Hospitals & Services
A combination of Fentanyl and Propofol are the preferred drugs for analgesia and sedation. Fentanyl is to be given as single or double strength, as solutions of 10 or 20 g / ml through the Infuserite controller. Propofol should be given as a separate infusion of no more than 5 mg / kg / hour, for the first 24 hours, and then no more than 2.5 mg / kg / hour thereafter. Propofol infusion syndrome, typified by progressive CVS failure and metabolic acidosis, has been associated with sustained doses in excess of 4-5 mg/kg. Propofol generally should not exceed 1.5-2 mg / kg if sedation is required for more than four days. Nurses control agitation by using bolus Fentanyl through the Infuserite. If there is difficulty controlling agitation, then switch to the double strength, 20 g / ml, solution. Occasionally where there is extreme agitation causing the patient or staff to be at immediate risk, a manual bolus of Propofol 20-50mg can be given. If this happens the overall amount of sedation given is probably insufficient for that patient at that time. The Propofol infusion should be run at the maximal allowable rate and adjunct sedation such as a midazolam infusion or intermittent bolus diazepam should be considered. This may be a useful time to also consider adding haloperidol or a later generation antipsychotic agent such as olanzapine or quetiapine. Psychosis and thought disorders, which may be a driver for agitation, are part of the spectrum of delirium seen in critically ill patients.
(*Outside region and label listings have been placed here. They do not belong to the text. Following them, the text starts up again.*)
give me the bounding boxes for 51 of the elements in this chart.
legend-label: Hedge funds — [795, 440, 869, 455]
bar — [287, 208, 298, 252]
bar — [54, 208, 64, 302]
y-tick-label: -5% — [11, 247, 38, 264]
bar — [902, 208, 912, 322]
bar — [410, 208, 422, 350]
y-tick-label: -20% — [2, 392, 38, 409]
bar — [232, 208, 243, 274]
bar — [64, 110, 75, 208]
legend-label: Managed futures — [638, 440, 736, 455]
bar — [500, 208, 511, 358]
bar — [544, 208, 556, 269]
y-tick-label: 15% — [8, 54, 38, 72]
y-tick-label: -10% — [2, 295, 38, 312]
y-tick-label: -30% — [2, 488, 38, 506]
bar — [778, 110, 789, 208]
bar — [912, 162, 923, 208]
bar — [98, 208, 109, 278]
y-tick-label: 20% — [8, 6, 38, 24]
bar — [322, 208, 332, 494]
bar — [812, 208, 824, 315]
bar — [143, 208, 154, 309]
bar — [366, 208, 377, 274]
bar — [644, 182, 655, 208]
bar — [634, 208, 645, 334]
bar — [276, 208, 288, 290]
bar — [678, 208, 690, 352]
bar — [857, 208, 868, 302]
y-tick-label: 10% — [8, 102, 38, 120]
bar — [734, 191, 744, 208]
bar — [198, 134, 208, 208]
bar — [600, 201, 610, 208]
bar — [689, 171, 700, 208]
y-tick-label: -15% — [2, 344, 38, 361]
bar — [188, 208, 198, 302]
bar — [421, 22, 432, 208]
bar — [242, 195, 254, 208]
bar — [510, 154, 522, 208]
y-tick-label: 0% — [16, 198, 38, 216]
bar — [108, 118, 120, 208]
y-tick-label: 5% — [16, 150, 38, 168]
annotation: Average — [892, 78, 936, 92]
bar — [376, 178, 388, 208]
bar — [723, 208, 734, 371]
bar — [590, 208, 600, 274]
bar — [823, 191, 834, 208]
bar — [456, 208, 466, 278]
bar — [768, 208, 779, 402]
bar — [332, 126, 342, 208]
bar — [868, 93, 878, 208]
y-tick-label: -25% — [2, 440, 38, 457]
The Infuserite also has an option to give bolus Fentanyl for uncomfortable procedures, such as inserting a central line. This option has no upper limit; however the extra Fentanyl given is not incorporated into the algorithm, which updates the background rate. Routine procedures such as turning and tracheal suction should be managed in the usual way by using the infusion bolus button.
Dexmeditomidine is a new α2 agonist, similar to Clonidine, but it induces sleep more readily. It is to be used on selected patients following discussion with the consultant on call. It may be particularly useful where there is severe agitation and hypertension in a patient who is likely to be extubated within 24 hours. The 4 µg solution is made up by the addition of one ampoule of 200 µg to 50 ml of saline. The infusion should be run at between 0.2 and 1.0 µg/kg/h. The maximum rate is equal to the patient's bodyweight / 4, e.g., the maximum infusion for 80kg patient is 20 ml per hour. A useful approach to loading the patient safely is to give the maximum dose for 2 hours (the half life) and then reduce this by half. Continue to titrate all other sedation according to the RASS.